As well as Chile, CoronaVac has been approved for emergency use by Indonesia, Turkey and Brazil, and is being used to inoculate health care workers in Azerbaijan.

Despite those shows of support, Sinovac has come under scrutiny from experts and health officials in Hong Kong, Singapore and the Philippines, all of which said they wanted to review the vaccine’s final stage trial data because of discrepancies in the findings from different test locations.

Explainer | What do the Sinovac coronavirus vaccine efficacy results mean?

Sinovac’s Brazilian partner, the Butantan Institute, said last week the vaccine was 78 per cent effective in preventing mild cases of Covid-19 and 100 per cent effective against severe and moderate infections. However, the overall rate, which also includes very mild cases that did not require hospital treatment, was only a little over 50 per cent.

Indonesia said earlier the vaccine was 65.3 per cent effective, while Turkey put the figure at 91.25 per cent.
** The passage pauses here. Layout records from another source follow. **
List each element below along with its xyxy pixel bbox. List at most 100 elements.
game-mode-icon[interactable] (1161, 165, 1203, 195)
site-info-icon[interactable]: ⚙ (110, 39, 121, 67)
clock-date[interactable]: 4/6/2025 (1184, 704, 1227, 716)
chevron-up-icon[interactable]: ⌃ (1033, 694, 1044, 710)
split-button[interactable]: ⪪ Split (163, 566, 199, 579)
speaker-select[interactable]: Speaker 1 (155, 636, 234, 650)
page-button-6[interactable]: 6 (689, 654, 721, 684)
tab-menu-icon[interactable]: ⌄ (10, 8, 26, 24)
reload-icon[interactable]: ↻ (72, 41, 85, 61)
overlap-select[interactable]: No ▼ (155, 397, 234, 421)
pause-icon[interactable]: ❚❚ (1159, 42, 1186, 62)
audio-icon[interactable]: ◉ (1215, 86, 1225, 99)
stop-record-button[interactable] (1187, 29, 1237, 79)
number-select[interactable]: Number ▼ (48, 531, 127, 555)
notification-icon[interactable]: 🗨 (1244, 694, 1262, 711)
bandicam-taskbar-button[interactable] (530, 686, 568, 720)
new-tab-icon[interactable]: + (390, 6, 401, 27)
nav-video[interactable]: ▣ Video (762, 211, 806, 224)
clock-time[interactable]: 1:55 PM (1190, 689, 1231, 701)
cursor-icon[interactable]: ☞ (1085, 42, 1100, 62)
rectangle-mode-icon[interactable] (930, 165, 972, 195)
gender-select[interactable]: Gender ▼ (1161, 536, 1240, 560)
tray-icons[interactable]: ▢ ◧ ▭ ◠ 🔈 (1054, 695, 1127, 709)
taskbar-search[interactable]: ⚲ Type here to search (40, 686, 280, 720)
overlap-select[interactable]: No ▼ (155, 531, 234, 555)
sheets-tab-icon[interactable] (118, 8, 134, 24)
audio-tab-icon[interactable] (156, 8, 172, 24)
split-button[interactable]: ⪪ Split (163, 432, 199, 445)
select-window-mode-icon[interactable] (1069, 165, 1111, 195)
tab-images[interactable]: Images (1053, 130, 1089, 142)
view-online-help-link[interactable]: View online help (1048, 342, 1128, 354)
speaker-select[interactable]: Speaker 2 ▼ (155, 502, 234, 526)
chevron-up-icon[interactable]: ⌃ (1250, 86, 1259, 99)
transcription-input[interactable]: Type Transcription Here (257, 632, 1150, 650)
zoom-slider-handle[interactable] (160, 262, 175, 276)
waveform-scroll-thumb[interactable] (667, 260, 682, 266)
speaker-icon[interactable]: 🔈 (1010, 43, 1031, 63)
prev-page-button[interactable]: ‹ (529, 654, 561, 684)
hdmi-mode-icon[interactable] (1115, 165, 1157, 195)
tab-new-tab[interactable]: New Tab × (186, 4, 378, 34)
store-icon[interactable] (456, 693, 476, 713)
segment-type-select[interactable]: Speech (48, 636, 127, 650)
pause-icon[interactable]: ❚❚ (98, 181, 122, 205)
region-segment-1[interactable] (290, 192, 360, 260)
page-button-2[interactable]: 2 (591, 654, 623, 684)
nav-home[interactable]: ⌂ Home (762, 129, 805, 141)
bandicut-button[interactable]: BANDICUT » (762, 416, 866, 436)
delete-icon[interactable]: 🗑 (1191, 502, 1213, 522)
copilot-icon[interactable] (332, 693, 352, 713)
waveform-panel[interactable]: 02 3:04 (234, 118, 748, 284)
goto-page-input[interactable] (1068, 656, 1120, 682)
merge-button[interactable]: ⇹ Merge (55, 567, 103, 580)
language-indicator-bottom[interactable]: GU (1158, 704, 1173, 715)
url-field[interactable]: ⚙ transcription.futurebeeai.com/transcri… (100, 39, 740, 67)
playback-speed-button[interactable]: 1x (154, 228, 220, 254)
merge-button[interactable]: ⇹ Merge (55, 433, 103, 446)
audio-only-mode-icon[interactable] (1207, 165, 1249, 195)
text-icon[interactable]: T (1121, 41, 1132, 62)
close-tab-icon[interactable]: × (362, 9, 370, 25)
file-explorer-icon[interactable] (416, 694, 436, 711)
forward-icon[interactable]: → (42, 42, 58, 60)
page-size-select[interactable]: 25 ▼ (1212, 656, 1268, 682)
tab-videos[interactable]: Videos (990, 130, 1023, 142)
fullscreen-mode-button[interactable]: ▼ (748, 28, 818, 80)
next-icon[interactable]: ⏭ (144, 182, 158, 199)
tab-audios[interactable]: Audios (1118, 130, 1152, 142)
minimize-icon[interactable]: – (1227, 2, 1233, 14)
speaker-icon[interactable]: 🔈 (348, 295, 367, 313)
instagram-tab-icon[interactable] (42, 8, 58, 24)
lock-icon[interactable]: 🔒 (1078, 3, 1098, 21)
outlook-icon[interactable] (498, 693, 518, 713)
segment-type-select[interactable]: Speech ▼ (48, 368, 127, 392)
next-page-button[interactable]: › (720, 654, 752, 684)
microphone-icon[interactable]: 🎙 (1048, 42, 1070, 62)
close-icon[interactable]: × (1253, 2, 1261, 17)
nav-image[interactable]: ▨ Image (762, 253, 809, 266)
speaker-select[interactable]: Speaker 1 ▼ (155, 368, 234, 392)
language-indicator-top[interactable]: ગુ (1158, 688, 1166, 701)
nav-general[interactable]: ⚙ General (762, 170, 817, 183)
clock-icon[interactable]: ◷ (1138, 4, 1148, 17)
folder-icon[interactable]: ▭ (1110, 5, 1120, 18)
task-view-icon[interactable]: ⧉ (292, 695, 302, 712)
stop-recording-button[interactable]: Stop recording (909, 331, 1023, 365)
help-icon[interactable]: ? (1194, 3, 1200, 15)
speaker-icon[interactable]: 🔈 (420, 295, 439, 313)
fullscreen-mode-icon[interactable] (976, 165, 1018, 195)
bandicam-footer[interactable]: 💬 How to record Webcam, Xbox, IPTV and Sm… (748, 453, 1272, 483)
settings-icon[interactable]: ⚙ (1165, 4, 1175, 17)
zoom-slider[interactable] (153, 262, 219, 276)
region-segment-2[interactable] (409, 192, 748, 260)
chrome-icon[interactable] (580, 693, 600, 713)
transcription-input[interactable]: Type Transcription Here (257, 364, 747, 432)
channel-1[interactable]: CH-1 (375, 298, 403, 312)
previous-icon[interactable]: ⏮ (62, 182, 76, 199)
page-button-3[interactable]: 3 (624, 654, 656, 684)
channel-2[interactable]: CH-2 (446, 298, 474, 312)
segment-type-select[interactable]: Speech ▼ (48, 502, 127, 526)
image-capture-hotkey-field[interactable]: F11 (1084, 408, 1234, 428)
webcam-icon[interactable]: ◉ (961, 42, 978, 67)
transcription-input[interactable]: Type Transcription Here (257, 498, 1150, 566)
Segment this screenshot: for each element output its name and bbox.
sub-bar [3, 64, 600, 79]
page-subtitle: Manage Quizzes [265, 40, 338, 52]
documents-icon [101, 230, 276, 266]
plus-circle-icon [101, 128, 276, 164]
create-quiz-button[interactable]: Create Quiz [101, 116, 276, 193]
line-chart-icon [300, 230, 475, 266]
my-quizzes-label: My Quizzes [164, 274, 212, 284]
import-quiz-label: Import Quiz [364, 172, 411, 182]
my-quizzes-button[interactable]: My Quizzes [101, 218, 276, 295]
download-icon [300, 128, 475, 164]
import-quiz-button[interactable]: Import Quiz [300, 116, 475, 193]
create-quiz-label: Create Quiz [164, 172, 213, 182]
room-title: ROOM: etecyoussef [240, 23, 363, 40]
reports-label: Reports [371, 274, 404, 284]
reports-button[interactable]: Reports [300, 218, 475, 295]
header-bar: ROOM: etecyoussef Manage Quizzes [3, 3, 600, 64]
Sinovac said recently that in a trial of nearly 1,400 people in Brazil, the efficacy rate was 70 per cent if the two doses were given three weeks apart, rather than two weeks as was the case in previous trials.

Yin Weidong, the company’s chief executive, told reporters on Wednesday that data from different trial sites could lead to the “scientific conclusion that the vaccine was protective”.

No vaccine could be 100 per cent protective and would show different degrees of protectiveness in different populations, he said.

For people with very mild symptoms, the protection rate was slightly above 50 per cent, but it would be higher for the general public as the trial participants were health care workers and therefore more likely to be exposed by virus, Yin said.

“The 50 per cent efficacy also suggests people should not drop their guard on prevention and control even after they have had a vaccine shot. Vaccination is only one important part of the overall epidemic prevention and control measures,” he said.

Sinovac says that in a trial of nearly 1,400 people in Brazil, the efficacy rate of its product was 70 per cent if the two doses were given three weeks apart. Photo: AFP

The vaccines produced by Pfizer-BioNTech and Moderna, which have been approved for use in the United States, Europe and elsewhere, are reported to be about 95 per cent effective at preventing people from getting sick with Covid-19, but their trials did not produce enough evidence to show if they would prevent asymptomatic infection and transmission.

A vaccine developed by the University of Oxford and AstraZeneca was shown to be 70 per cent effective at preventing symptomatic Covid-19 cases, and reduced asymptomatic transmission by 27 per cent.

China’s Sinovac defends Brazil results but regulators to look hard at data

Sinovac said in a statement its vaccine was designed to prevent people who were infected with the coronavirus from developing symptoms or serious disease.

“Protecting patients from getting sick, progressing to severe disease or death from an infectious disease is the most important thing,” it said.

“In the current circumstances of a global pandemic, the significance of a vaccine is primarily to lower the burden on health care systems.”

The company’s product “could reduce 78 per cent Covid-19 patients seeking medical care and [was] 100 per cent effective in preventing severe illness”, it said.